Le chef de l'Etat en profite également pour nier tout engagement dans la campagne des régionales. "Les conséquences seront régionales, a-t-il répété, même s'il sera "bien sûr très attentif à ce que les Français diront." Il affirme aussi qu'il ne donnera aucune consigne de vote d'ici dimanche. "Mais convenez qu'il serait étrange que je sois le seul à ne pouvoir expliquer l'enjeu des régionales !", s'est-il justifié.
"Adaptations gouvernementales"
Sur la convocation de Valérie Pécresse à l'Elysée, il estime normal de rencontrer des élus d'Ile-de-France, étant lui-même un élu de cette région depuis 1977. Ce qui ne l'empêche pas de déplorer "ces polémiques permanentes qui font perdre un temps précieux à la France". Concernant un éventuel remaniement ministériel, il ne l'envisage pas avant d'avoir bouclé la réforme des retraites, dont le texte sera déposé à l'Assemblée en septembre. Il ne s'interdit toutefois pas "quelques adaptations gouvernementales" entre temps.

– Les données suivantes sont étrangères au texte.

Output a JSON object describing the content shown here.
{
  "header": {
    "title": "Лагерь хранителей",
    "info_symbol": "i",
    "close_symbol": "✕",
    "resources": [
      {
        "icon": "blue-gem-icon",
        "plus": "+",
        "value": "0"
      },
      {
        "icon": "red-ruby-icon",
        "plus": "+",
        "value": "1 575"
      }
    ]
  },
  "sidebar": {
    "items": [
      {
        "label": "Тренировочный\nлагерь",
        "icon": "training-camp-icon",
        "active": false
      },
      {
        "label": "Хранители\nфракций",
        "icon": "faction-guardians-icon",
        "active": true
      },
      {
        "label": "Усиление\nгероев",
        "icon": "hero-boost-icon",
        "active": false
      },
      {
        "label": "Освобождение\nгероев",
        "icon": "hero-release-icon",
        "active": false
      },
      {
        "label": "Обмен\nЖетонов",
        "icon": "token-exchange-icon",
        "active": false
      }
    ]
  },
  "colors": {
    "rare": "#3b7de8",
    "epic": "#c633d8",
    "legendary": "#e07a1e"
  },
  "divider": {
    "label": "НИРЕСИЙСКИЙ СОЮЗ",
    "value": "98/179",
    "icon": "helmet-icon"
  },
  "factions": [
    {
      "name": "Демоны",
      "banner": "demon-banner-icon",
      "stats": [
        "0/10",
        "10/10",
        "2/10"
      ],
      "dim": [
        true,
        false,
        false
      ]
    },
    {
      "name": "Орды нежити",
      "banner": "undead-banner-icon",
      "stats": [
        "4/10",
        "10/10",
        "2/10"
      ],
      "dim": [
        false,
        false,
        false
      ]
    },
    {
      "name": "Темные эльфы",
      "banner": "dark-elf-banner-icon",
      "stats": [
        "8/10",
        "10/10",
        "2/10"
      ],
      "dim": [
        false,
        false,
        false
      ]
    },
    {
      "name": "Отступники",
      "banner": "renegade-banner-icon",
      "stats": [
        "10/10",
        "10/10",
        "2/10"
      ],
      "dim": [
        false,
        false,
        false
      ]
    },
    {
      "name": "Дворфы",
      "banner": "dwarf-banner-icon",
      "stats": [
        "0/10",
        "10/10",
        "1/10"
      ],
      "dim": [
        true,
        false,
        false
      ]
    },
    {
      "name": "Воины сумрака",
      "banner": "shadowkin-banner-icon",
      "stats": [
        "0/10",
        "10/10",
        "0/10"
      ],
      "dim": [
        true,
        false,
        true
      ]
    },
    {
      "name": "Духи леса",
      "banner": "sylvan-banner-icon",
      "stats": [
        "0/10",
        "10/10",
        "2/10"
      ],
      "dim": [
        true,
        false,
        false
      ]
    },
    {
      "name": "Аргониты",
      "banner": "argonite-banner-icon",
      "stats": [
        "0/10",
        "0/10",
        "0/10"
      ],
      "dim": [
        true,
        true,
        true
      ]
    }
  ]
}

Enfin, Nicolas Sarkozy a, pour la première fois, évoqué un ralentissement des réformes à la fin de l'année 2011, afin que le Parlement puisse réfléchir à ce qu'il conviendrait d'"améliorer". Une échéance qui précèdera de quelques mois l'élection présidentielle, dont le président de la République a bien voulu parler. Bien qu'il estime la question de sa candidature prématurée : "Je prendrai position à la fin de 2011, en tenant compte d'un certains nombre de critères collectifs et personnels."